Beloit Turner Superintendent Dennis McCarthy said the target price for the district’s proposed new high school would be about $28 million, according to estimates from Bray Architects.
The potential impact of the referendum project would be an additional $144 in taxes annually for a home valued at $100,000.
The ad hoc committee met Monday evening to discuss building a new Beloit Turner High School. McCarthy gave the latest renderings available from Bray Architects and shared his views on why now is a good time to pursue the referendum.
The proposed footprint of the new high school would be 165,835 square feet with a capacity for 600 students. McCarthy stressed the plans are still preliminary, noting final details of the space would have to be discussed more by the ad hoc committee and approved by the Board of Education. However, if the Board of Education wants the proposed referendum included in the April election, it would have to approve a resolution in January.
McCarthy said it’s a good time to consider the referendum because of increases in student population, lower interest rates of 3.5 percent and low construction costs.
The total number of students in the starting count for the 2012-2013 school year was 1,478. There were 303 students enrolling into the district, and 104 enrolling out of the district.

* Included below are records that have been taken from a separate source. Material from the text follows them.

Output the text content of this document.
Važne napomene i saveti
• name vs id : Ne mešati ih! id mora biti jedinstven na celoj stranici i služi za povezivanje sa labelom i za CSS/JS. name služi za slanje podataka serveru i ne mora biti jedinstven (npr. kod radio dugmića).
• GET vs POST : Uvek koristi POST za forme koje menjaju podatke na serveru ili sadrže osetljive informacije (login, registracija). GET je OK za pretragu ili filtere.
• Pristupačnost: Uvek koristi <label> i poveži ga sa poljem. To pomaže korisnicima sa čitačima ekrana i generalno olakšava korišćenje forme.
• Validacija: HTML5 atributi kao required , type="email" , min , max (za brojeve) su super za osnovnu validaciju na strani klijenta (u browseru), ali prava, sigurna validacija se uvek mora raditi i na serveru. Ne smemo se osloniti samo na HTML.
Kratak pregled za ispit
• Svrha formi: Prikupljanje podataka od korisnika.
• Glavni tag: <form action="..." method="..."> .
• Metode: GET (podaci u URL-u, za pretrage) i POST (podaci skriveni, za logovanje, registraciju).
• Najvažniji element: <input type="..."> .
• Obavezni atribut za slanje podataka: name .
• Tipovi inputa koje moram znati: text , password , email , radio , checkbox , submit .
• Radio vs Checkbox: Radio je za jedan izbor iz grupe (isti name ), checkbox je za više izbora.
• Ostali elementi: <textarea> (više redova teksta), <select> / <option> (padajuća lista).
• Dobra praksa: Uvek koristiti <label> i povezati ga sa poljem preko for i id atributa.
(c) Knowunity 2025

Enrollment was only 1,201 in September of 2003-2004, showing a more than 23 percent increase.
In 2010-2011, almost 10 percent of the district’s operating budget revenue was the result of open enrollment. However, open enrollment expenditures have never exceeded 5 percent of the district’s operating budget. Without open enrollment, the district would have been forced to cut $752,818 from its 2011-2012 budget.
If Turner was to expand in the future, McCarthy explained that Townview Elementary — currently a third, fourth and fifth grade school — would become an early childhood education center with pre-K and kindergarten students. The district would keep Townview open and try to find a community user for a portion of the building.
Powers Elementary School would house first and second graders and be expanded from four classes per grade level to five classes per grade level. The middle school would house grades three, four and five, and the existing high school building would house sixth, seventh and eighth graders.
McCarthy noted the district has managed its fiscal affairs without raising taxes and burdening property taxpayers. For the past four years, for example, the tax levy has remained at $4.8 million.
McCarthy said the Turner School District purchased a 40-acre parcel of land in the spring of 2010 for a future high school site and has been planning for a future high school for the past five years.